No veo una revancha ante México: Marcelo
Agencias / Fortaleza
El defensa zurdo de la selección de Brasil, Marcelo, dijo ayer que el partido del miércoles ante México por la segunda jornada del Grupo A de la Copa Confederaciones no será una “revancha” por la final olímpica de 2012, en la que los mexicanos vencieron 2-1.
“México no está atravesado en mi garganta, yo no veo este partido como una revancha. Por supuesto que me acuerdo de eso, fue un día muy triste para nosotros los jugadores y todo Brasil”, dijo Marcelo, que integró la cuota de tres jugadores mayores de 23 años por equipo en Londres 2012, a la prensa en Fortaleza.
Brasil viajó a esa ciudad para vérselas con México en el estadio Castelao el miércoles a las 14:00 horas de México.
“Es difícil de decir por qué no llegamos a perforar su defensa”, añadió. “Sabemos que México tiene grandes jugadores, pero somos Brasil y los tenemos también; podemos pensar que el partido será difícil, pero ellos también deben pensar eso”.
Brasil derrotó a Japón 3-0 el sábado en el estreno de la Copa Confederaciones en Brasilia y pasó a comandar el Grupo A luego que Italia venciera a México por 2-1 el domingo en el Maracaná de Río de Janeiro.
Por primera vez desde que se inició la Copa Confederaciones, la hinchada brasileña logró “invadir” ayer un entrenamiento de la selección nacional y sostener un breve encuentro con sus ídolos durante la práctica realizada en Fortaleza para el partido del miércoles contra México, por el Grupo A del torneo.
El encuentro, festejado por más de mil aficionados, se concretó después de casi dos horas de frustrada espera de los hinchas fuera del estadio Presidente Vargas, de Fortaleza, donde el seleccionador Luiz Felipe Scolari comandó una práctica del equipo suplente.
Pese a que el entrenamiento era cerrado al público, alrededor de mil hinchas rodearon el estadio en la esperanza de ver de cerca a Neymar, Lucas y Oscar, los máximos ídolos de la actual selección brasileña.

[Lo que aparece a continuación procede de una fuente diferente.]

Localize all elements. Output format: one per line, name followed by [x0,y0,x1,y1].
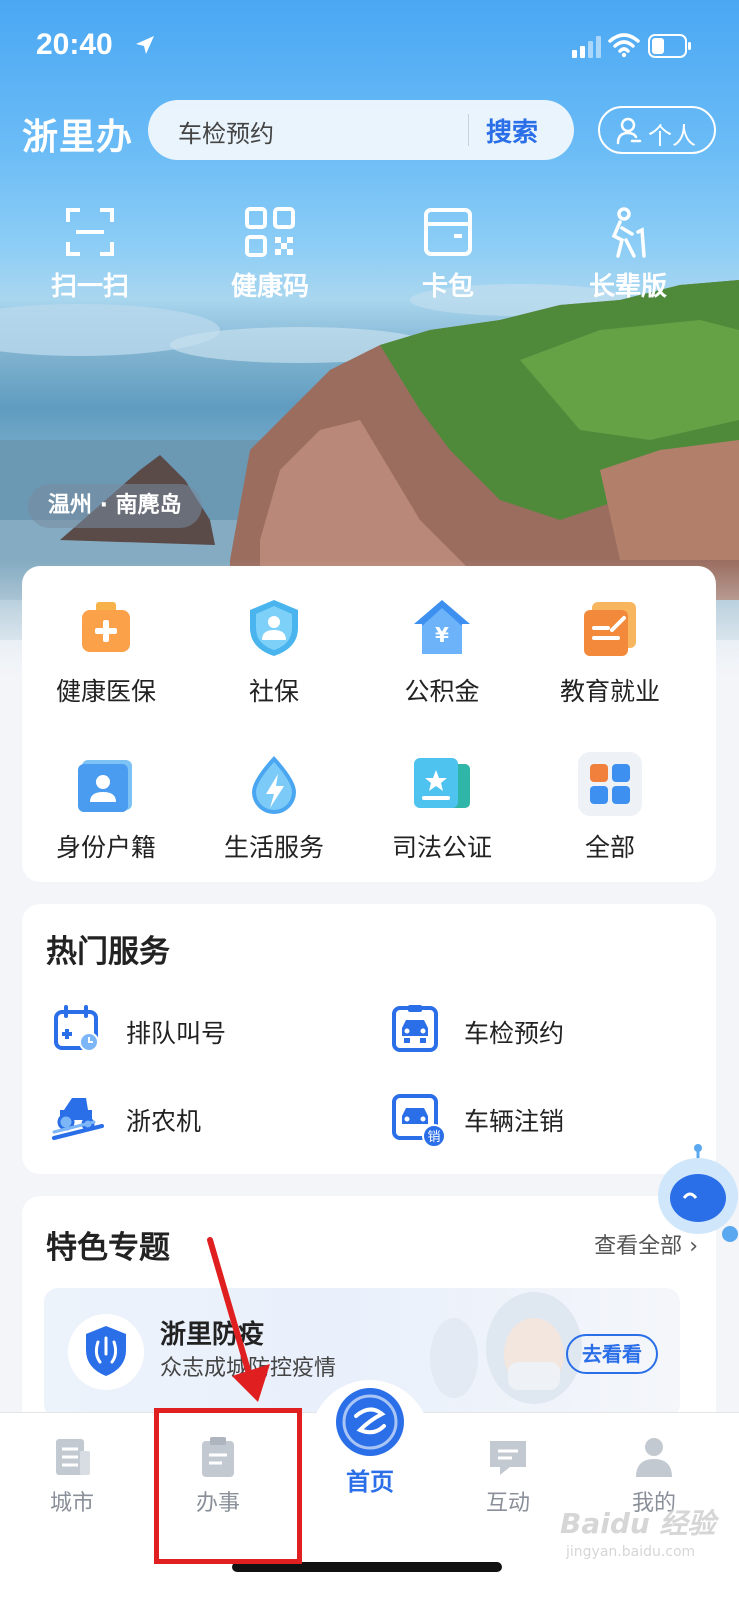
annotation-arrow [207,1237,270,1402]
watermark-sub: jingyan.baidu.com [566,1544,696,1560]
watermark: Baidu 经验 [560,1507,716,1540]
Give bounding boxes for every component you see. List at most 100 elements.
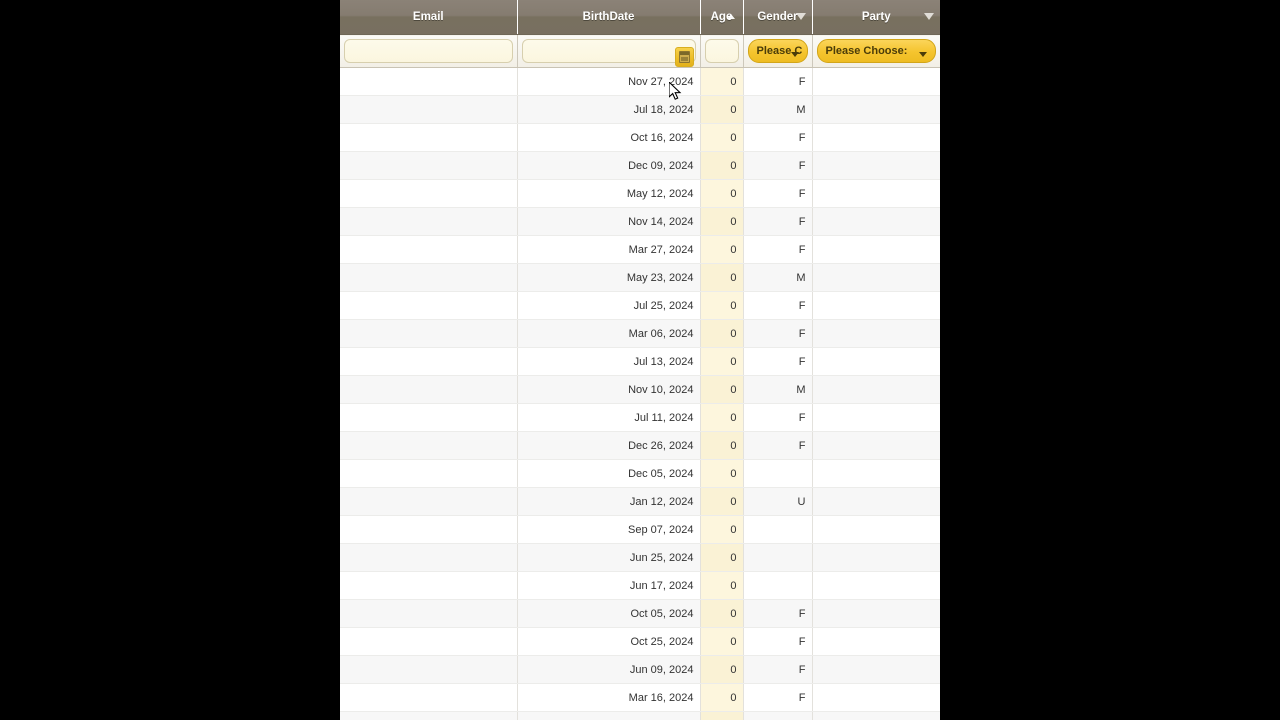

Ante el temor a una invasión de la arena, las autoridades enviaron al lugar a efectivos de la tropa de choque de la policía militarizada. Los agentes, sin embargo, no se animaron a dispersar la multitud, que siguió ocupando todas las puertas de entrada al estadio.
“Brasileño, brasileño”, gritaba la multitud, esgrimiendo el principal argumento para defender su derecho a entrar al lugar donde estaban los jugadores de la selección nacional.